The reactions haven’t stopped pouring since — most of them congratulating the Hyderabad police for the encounter.
If the claims by the police are true and the accused were indeed trying to flee, then the use of force and encounter seem justified. However, what if that was not the case and the encounter was staged? The possibility leaves us with a lot of questions and concerns, as do the celebrations in the case of extra-judicial killings.
Firstly, the reaction of the people supporting this Singham-style justice shows the minimal faith they have in the due judicial process. This should be ringing alarm bells for the Indian judiciary.
Court verdicts in cases of crimes like rape and murder take decades and people are bound to get frustrated. It gets worse when it comes to civil cases, which span generations and drag on for four to five decades. The top courts take British-style vacations (for months every year), while the common man is left running from one black coat to another, spending money and time in seeking justice.
Second, the question that needs to be answered at this juncture is whether all are equal in the eyes of the law. For instance, on November 24, 2019 — three days before the heinous rape and murder of the Hyderabad veterinarian — the Supreme Court worked on a Sunday to hear the plea of the political parties in the Maharashtra government formation case. The political leaders could not wait even for a day to form the government in the state that holds the reins of India’s financial capital.
So what stopped the courts from setting a one-week deadline and expediting the hearing in the Hyderabad case? Was the outburst of emotions by the Indian public not visible to the upholders of justice? Why do the politicians vying to form a government (and their family feuds) get preferential treatment over the family of a rape-murder victim seeking justice? The system is found wanting in meeting the humble expectations of its people.
Third, what if (and a big if here) the police had staged the encounter? If there is even a remote chance of that happening, it should be checked and not encouraged. There is a reason why the investigator, juror and executioner are separated. If the dispensing of justice is left to those other than the judiciary, then who will decide if the accused is guilty or not? The media, the police, those in power, or the public? Will such systems then not lead to scenarios where trials by media end in rapid-fire executions by the police? How would this system then check itself from sorting personal and political vendettas by using the police as a tool? The police department has more political masters than those in the judiciary. Will the dispensation of justice by the police not lead to a system of a ‘hitmen wing’ of those in power?

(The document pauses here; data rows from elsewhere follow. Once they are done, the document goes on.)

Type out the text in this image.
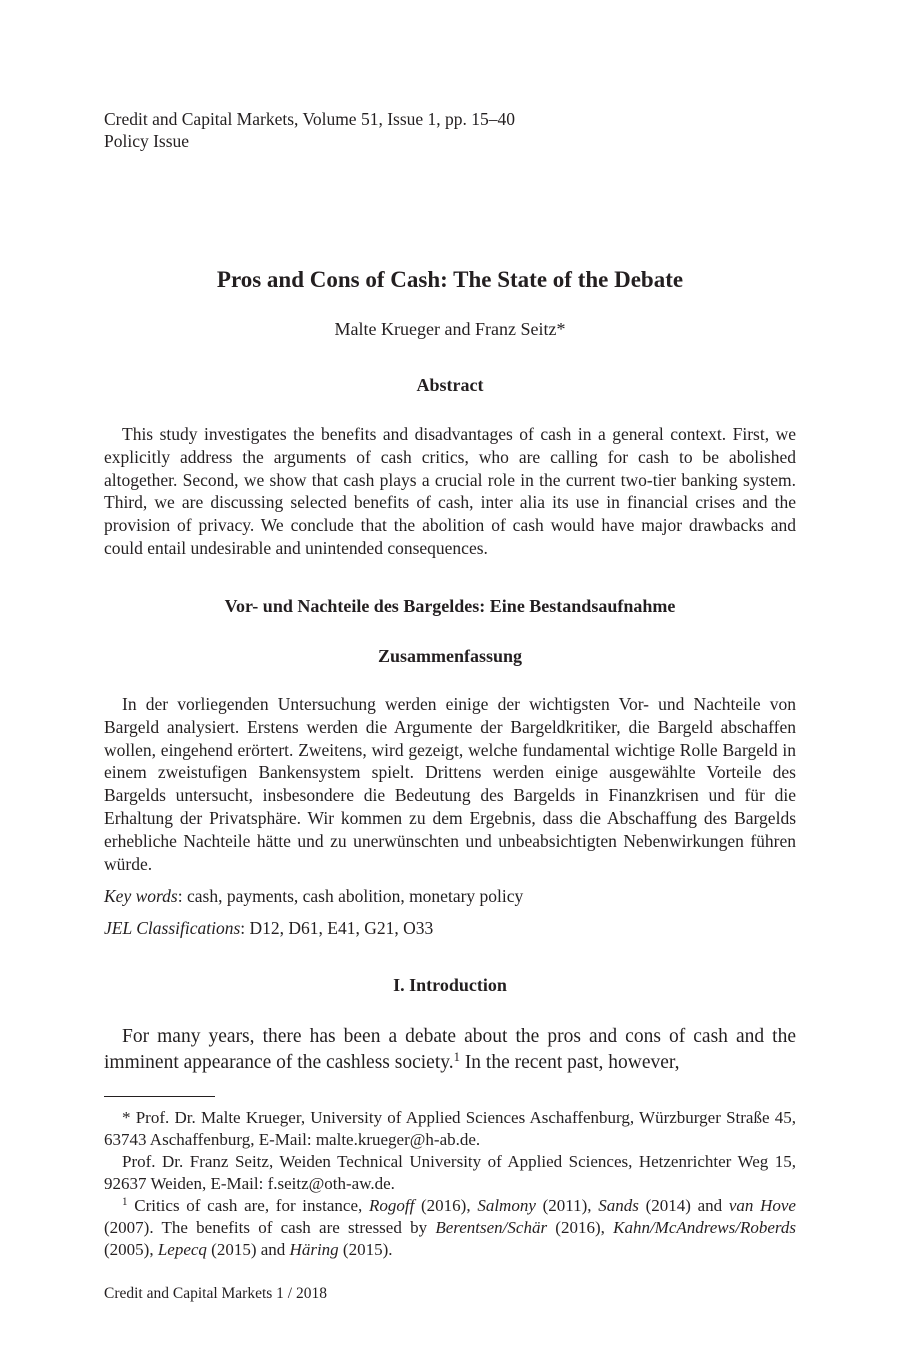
Credit and Capital Markets, Volume 51, Issue 1, pp. 15–40
Policy Issue
Pros and Cons of Cash: The State of the Debate
Malte Krueger and Franz Seitz*
Abstract
This study investigates the benefits and disadvantages of cash in a general context. First, we explicitly address the arguments of cash critics, who are calling for cash to be abolished altogether. Second, we show that cash plays a crucial role in the current two-tier banking system. Third, we are discussing selected benefits of cash, inter alia its use in financial crises and the provision of privacy. We conclude that the abolition of cash would have major drawbacks and could entail undesirable and unintended consequences.
Vor- und Nachteile des Bargeldes: Eine Bestandsaufnahme
Zusammenfassung
In der vorliegenden Untersuchung werden einige der wichtigsten Vor- und Nachteile von Bargeld analysiert. Erstens werden die Argumente der Bargeldkritiker, die Bargeld abschaffen wollen, eingehend erörtert. Zweitens, wird gezeigt, welche fundamental wichtige Rolle Bargeld in einem zweistufigen Bankensystem spielt. Drittens werden einige ausgewählte Vorteile des Bargelds untersucht, insbesondere die Bedeutung des Bargelds in Finanzkrisen und für die Erhaltung der Privatsphäre. Wir kommen zu dem Ergebnis, dass die Abschaffung des Bargelds erhebliche Nachteile hätte und zu unerwünschten und unbeabsichtigten Nebenwirkungen führen würde.
Key words: cash, payments, cash abolition, monetary policy
JEL Classifications: D12, D61, E41, G21, O33
I. Introduction
For many years, there has been a debate about the pros and cons of cash and the imminent appearance of the cashless society.$^1$ In the recent past, however,
* Prof. Dr. Malte Krueger, University of Applied Sciences Aschaffenburg, Würzburger Straße 45, 63743 Aschaffenburg, E-Mail: malte.krueger@h-ab.de.
Prof. Dr. Franz Seitz, Weiden Technical University of Applied Sciences, Hetzenrichter Weg 15, 92637 Weiden, E-Mail: f.seitz@oth-aw.de.
$^1$ Critics of cash are, for instance, Rogoff (2016), Salmony (2011), Sands (2014) and van Hove (2007). The benefits of cash are stressed by Berentsen/Schär (2016), Kahn/McAndrews/Roberds (2005), Lepecq (2015) and Häring (2015).
Credit and Capital Markets 1 / 2018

Furthermore, suppose a person named X — who hails from a politically well-connected background — commits a crime, and then “employs” the local police to frame another person (named Y) for the crime. There will be media trial against Y and police will kill Y in an encounter. The case will be closed and any chance of justice to the victim or the person framed, will also die in the encounter.
And the police is no great upholder of justice either. National Human Rights Commission revealed that it had recorded 1,782 cases of fake encounters in India between 2000 and 2017. That is one fake encounter every three days!
India needs to seriously rethink its judicial process.
Time and time again, the alarm bells have gone unheard. The justice system needs to be foolproof from both ends — removing false positives and ensuring relief to the victim at the same time.
The nation is divided on the Hyderabad encounter. However, what everybody is united on is the feeling that Lady Law is not acting fast enough. Yesterday, it was the case of 'justice delayed is justice denied'. Tomorrow it will become the case of 'justice hurried is justice buried'.